Another speaker, William E. Odom, a retired lieutenant general in the U.S. Army, called the U.S. invasion of Iraq a blunder, one which ultimately has benefited both Iran and al-Qaida. With Saddam gone, Iraq is now safe for al-Qaida cadres. He said they are not only killing Americans and Iraqis, but also exporting their trained soldiers of terror to other countries. He believes the U.S. must withdraw if it is to retain its status as the world’s only superpower.

Builder challenges zoning

DURANGO, Colo. — Durango’s informal policy of inclusionary zoning is being publicly challenged by a builder, Emil Wanatka. The informal municipal policy of recent years requires developers to set aside 10 per cent of housing for lower-income residents. Lately, the city has been requiring the units be deed-restricted, to ensure their continued affordability.

But Wanatka, who the Durango Herald describes as the leading builder of attainably priced housing, disputes the policy. When building townhomes for $270,000, he says, he must increase the price by $5,600 to subsidize the price of the deed-restricted homes. That, he says, pushes some buyers out of the market.

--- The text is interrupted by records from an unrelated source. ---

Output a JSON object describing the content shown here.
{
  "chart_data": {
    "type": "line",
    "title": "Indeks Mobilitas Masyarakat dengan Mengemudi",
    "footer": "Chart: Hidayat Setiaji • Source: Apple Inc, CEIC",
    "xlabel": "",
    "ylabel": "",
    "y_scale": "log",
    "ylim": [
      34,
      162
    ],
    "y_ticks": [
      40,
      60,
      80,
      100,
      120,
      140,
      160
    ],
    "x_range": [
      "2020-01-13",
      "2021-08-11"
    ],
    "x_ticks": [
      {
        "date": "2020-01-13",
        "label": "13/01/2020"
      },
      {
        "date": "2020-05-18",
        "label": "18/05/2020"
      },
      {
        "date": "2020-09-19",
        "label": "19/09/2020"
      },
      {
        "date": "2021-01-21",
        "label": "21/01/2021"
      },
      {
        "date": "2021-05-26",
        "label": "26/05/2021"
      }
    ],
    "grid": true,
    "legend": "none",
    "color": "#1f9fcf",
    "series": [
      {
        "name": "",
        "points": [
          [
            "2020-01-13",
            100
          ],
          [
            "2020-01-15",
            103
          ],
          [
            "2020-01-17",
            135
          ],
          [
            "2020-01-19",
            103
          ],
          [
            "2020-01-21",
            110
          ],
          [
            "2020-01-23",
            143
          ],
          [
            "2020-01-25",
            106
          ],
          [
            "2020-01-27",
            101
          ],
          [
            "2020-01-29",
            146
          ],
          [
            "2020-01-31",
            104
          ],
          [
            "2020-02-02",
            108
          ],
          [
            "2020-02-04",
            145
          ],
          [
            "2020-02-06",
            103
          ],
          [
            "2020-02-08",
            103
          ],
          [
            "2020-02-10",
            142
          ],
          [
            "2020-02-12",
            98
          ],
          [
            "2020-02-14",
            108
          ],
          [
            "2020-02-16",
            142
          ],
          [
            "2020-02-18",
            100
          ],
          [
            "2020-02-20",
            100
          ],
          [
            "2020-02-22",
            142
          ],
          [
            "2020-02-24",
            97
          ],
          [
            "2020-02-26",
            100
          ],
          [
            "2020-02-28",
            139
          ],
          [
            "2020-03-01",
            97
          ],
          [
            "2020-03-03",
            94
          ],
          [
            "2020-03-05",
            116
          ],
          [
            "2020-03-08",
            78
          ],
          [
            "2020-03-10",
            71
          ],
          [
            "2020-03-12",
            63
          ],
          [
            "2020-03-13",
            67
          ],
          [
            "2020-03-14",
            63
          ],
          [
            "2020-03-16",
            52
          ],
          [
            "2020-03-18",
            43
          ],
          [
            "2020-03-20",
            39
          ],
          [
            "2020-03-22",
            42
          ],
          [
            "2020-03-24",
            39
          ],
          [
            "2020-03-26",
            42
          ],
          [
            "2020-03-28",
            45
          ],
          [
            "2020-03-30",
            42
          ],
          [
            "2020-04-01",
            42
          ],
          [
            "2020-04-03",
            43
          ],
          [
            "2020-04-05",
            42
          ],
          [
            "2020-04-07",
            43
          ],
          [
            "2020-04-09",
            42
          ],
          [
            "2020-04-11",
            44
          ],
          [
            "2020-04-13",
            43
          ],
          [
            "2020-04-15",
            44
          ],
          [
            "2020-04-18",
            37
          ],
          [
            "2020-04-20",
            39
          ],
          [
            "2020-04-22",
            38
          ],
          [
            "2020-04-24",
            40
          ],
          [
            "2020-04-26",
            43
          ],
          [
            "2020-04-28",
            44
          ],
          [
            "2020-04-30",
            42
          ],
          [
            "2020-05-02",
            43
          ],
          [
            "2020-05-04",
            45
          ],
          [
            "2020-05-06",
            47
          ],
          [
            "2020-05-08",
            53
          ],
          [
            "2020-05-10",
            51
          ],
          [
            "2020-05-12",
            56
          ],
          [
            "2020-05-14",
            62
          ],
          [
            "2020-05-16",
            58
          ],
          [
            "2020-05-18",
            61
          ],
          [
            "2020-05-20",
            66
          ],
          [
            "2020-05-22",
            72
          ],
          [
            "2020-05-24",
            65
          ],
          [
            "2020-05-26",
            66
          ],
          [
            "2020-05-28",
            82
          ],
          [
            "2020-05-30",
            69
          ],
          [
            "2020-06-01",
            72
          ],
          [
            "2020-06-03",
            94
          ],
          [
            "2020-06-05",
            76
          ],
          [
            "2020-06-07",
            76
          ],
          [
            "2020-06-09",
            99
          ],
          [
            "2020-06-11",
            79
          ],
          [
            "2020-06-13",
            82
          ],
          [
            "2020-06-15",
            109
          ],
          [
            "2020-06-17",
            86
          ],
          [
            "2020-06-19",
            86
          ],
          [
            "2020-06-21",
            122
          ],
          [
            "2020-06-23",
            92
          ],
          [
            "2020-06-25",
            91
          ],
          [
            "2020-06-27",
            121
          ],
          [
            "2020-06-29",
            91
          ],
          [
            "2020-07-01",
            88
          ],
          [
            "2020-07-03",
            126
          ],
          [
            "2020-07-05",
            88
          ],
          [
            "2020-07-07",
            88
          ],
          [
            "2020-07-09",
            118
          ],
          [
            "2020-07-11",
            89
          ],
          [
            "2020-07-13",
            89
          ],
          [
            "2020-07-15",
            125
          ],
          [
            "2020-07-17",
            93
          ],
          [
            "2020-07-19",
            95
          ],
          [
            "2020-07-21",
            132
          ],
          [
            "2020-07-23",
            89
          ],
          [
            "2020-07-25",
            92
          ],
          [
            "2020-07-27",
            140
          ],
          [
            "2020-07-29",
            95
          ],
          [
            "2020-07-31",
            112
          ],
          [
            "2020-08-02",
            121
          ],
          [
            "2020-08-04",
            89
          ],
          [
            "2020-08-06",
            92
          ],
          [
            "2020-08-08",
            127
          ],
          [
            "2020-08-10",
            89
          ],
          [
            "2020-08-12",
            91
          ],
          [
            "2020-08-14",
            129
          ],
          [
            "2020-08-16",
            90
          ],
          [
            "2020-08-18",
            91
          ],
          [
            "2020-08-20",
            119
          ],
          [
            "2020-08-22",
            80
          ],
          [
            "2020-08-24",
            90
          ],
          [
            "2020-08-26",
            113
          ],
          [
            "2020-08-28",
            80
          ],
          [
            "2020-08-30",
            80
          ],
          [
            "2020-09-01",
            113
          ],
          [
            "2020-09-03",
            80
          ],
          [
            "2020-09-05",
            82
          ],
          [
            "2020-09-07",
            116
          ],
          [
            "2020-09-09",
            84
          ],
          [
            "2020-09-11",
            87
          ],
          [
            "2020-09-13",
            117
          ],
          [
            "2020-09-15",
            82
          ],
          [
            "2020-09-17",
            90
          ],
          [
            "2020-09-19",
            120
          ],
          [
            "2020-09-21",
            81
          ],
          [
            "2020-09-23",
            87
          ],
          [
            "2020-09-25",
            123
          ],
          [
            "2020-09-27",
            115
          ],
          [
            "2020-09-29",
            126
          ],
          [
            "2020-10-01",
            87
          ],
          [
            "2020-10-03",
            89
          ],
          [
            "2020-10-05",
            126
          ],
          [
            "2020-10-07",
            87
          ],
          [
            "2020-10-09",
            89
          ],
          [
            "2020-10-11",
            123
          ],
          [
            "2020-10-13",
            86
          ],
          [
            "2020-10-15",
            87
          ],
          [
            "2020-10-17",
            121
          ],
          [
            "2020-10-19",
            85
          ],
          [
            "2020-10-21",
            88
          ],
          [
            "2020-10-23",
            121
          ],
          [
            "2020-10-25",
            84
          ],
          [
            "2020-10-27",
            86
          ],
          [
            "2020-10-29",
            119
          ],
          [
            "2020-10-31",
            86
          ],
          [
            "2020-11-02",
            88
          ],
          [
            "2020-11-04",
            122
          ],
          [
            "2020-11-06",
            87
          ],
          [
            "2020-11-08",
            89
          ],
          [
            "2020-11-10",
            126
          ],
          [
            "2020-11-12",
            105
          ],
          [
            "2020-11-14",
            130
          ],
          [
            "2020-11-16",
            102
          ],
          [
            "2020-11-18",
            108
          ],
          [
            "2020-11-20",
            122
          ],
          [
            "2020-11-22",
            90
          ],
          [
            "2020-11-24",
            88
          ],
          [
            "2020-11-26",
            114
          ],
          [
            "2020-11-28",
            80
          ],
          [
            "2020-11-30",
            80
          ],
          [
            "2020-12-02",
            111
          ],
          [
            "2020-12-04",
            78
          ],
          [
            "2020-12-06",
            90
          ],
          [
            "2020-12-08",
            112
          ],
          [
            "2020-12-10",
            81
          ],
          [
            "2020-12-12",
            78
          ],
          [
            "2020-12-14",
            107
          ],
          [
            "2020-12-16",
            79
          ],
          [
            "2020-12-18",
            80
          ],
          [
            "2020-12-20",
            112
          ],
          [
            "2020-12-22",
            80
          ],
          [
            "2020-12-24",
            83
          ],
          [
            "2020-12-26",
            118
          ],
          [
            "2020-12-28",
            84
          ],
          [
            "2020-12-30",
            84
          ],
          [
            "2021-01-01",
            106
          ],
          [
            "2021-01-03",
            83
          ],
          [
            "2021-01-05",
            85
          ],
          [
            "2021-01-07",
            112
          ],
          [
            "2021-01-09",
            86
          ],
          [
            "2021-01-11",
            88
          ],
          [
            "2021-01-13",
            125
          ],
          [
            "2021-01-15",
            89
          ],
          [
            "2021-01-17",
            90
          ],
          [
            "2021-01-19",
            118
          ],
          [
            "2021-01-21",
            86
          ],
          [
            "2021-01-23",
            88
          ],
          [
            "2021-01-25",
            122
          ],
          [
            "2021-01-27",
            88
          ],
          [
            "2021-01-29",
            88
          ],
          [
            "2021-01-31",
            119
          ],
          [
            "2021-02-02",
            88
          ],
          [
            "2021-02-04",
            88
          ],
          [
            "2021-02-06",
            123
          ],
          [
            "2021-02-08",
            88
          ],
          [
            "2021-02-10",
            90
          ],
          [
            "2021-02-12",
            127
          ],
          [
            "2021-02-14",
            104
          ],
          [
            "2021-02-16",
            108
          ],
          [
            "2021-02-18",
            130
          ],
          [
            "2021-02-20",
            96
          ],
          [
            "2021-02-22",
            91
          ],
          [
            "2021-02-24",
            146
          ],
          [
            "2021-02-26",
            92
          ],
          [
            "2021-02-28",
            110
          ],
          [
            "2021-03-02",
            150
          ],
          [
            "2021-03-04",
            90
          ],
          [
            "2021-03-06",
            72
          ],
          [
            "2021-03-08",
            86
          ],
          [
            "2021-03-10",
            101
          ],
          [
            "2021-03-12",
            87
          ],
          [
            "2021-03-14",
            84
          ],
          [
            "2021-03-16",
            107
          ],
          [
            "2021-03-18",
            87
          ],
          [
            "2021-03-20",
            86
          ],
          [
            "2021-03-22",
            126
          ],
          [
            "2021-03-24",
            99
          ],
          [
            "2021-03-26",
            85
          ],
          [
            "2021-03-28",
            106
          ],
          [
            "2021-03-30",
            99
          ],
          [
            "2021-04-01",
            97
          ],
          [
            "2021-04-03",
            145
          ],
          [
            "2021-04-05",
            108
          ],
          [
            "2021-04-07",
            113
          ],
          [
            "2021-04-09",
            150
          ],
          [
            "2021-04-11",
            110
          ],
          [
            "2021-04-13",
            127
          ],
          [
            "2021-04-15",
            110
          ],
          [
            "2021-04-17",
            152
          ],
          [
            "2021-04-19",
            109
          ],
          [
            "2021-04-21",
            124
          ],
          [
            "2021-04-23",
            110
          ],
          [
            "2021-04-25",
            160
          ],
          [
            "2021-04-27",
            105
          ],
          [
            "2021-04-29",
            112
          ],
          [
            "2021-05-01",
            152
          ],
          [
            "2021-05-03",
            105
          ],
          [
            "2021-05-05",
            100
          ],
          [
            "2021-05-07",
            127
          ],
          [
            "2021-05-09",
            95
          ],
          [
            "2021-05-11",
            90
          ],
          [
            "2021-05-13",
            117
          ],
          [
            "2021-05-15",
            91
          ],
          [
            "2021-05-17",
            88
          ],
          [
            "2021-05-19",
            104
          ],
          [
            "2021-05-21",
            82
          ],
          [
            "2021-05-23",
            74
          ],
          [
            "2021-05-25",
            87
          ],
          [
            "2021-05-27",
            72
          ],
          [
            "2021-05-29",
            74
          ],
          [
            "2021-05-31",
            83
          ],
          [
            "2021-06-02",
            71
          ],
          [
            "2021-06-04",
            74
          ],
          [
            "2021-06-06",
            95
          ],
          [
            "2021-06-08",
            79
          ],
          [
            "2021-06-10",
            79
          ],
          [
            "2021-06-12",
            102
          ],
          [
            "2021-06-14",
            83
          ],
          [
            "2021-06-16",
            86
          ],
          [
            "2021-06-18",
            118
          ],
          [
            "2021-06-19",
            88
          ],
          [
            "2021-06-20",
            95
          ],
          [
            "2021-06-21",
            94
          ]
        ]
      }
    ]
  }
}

Beyond that, he wants a more formal policy. He also specifically wants a governmental authority to oversee deed restrictions. Currently, homeowner associations administer the restrictions, but he said neighbors don’t want neighbors sifting through their financial information.

The Herald reports that Durango’s mayor, Sidny Zink, does not like the informal policy, but also does not believes that "just having new development be the answer to the affordable-housing shortage" is not the answer, either.